After languishing for over a decade on my TBR list,I'd enjoyed Bastard out of Carolina. Seeing that Dorothy Allison had written several other books, I was determined to give one of them a whirl. I wound up with Cavedweller. I'm still not sure what to make of it.
I loved Bastard out of Carolina for its honest, unflinching look at both childhood and poverty, and for its vivid, complex characters. Cavedweller's characters were outstanding, but its aim less focused, its purpose less clear. It promises at first to be somewhat of a darker and more white trash version of the Reese Witherspoon movie Sweet Home Alabama: the main character, Delia, had run off to L.A. over a decade ago to seek her fortune as a singer and escape an abusive marriage. After the man she left home with dies in a motorcycle crash, she takes their daughter home to Georgia to reconcile with the two daughters she left behind when fleeing her marriage, and to face the rest of her old demons.
However, the tale doesn't stop there. I've read books that I felt took way too long to get to the point, 1000-page tales that could've been told in less than half of that. This is one of the only books I've read where the tale itself seems to spin out for far too long. Somewhere, the story stops belonging to Delia, and the disparate tales of her three daughters take over: Amanda, the religious fanatic who chooses early marriage and motherhood; the rebellious Dede, who sluts around and works a variety of jobs before settling down with someone most unexpected; and Cissy, the daughter from L.A., who finds herself at the bottom of the town's network of caves. Delia becomes barely a secondary character in her own story. Everything from her tale fades: her daughters grown, her abusive husband dead, the grandfather who raised her barely making an appearance.

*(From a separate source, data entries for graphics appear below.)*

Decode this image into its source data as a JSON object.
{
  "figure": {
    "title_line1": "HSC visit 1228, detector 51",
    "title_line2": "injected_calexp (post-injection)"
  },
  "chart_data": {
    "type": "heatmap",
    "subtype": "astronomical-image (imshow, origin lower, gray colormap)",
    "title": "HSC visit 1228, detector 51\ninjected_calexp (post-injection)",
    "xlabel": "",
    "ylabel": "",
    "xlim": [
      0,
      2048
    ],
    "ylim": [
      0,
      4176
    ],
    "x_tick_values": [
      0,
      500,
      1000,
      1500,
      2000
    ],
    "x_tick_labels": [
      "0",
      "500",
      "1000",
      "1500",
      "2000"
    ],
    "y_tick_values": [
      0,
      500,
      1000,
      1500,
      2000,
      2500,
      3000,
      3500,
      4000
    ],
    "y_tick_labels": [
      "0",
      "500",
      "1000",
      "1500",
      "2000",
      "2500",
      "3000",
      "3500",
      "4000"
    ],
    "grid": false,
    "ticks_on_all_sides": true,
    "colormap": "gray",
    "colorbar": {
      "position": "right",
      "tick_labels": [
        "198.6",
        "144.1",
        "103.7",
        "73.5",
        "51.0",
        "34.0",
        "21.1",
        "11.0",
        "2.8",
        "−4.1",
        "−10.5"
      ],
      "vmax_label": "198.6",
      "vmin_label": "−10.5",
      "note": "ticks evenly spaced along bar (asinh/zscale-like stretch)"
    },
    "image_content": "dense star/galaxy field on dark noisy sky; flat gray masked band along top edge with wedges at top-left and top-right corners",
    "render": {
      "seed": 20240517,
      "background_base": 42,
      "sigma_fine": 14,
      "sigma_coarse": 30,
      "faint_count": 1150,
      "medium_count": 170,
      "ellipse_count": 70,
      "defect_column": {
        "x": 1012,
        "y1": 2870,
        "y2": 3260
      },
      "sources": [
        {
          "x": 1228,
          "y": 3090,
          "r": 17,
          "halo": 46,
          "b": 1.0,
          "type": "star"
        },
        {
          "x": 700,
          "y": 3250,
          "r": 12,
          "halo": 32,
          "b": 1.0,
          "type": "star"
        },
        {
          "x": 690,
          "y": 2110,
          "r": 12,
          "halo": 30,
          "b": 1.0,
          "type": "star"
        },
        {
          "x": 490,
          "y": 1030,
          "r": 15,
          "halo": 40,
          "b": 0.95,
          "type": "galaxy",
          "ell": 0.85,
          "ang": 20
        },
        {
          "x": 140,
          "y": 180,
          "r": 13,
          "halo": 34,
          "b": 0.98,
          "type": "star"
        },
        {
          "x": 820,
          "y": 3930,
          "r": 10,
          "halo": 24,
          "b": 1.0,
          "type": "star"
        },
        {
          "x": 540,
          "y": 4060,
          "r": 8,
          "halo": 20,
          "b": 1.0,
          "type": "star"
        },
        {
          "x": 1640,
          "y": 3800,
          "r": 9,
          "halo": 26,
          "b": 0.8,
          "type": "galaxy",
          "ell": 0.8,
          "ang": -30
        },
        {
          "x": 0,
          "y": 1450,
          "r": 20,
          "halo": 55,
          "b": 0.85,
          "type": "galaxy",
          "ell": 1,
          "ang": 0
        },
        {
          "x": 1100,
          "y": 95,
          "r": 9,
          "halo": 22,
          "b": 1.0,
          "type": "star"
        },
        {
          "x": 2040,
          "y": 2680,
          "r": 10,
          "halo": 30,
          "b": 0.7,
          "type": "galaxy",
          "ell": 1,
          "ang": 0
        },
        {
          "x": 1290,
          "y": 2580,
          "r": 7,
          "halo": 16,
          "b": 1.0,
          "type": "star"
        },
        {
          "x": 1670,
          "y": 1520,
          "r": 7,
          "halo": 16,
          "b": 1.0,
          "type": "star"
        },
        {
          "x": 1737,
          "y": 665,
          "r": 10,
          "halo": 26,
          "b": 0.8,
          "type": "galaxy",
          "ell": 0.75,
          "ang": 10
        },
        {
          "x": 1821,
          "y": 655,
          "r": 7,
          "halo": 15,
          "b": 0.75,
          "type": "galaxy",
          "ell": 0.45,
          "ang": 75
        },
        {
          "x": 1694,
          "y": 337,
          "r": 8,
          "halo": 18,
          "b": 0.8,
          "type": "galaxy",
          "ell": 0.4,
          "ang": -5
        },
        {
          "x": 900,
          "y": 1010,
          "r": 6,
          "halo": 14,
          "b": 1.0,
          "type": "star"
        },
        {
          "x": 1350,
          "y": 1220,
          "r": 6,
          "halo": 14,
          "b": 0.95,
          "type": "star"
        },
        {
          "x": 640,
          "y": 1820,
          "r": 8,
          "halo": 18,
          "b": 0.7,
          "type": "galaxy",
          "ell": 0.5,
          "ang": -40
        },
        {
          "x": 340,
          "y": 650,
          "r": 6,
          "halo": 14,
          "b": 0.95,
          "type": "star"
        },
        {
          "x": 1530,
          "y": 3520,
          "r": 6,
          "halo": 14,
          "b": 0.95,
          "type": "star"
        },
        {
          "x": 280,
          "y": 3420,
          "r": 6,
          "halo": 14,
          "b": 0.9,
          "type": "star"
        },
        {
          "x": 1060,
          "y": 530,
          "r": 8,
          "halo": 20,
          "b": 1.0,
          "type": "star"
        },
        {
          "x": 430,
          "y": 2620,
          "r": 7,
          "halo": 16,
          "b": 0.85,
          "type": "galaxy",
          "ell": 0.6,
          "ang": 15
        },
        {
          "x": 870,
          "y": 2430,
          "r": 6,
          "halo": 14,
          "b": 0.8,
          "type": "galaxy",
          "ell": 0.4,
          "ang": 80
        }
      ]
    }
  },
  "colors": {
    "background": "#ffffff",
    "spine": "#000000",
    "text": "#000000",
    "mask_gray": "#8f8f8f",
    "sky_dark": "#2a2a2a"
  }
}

If this was meant to be an epic, there's not enough "epic" here: barely any struggle in the lives of the girls, including the struggle to find themselves (they all seem pretty damn sure) or become a family (which they never really achieve: Dede and Cissy have a more friendlike relationship, while Amanda rejects the sinful duo in favor of her more godly church pals). It's a rather long denouement to what starts as an exciting tale, and only Allison's skill as a writer keeps you intrigued.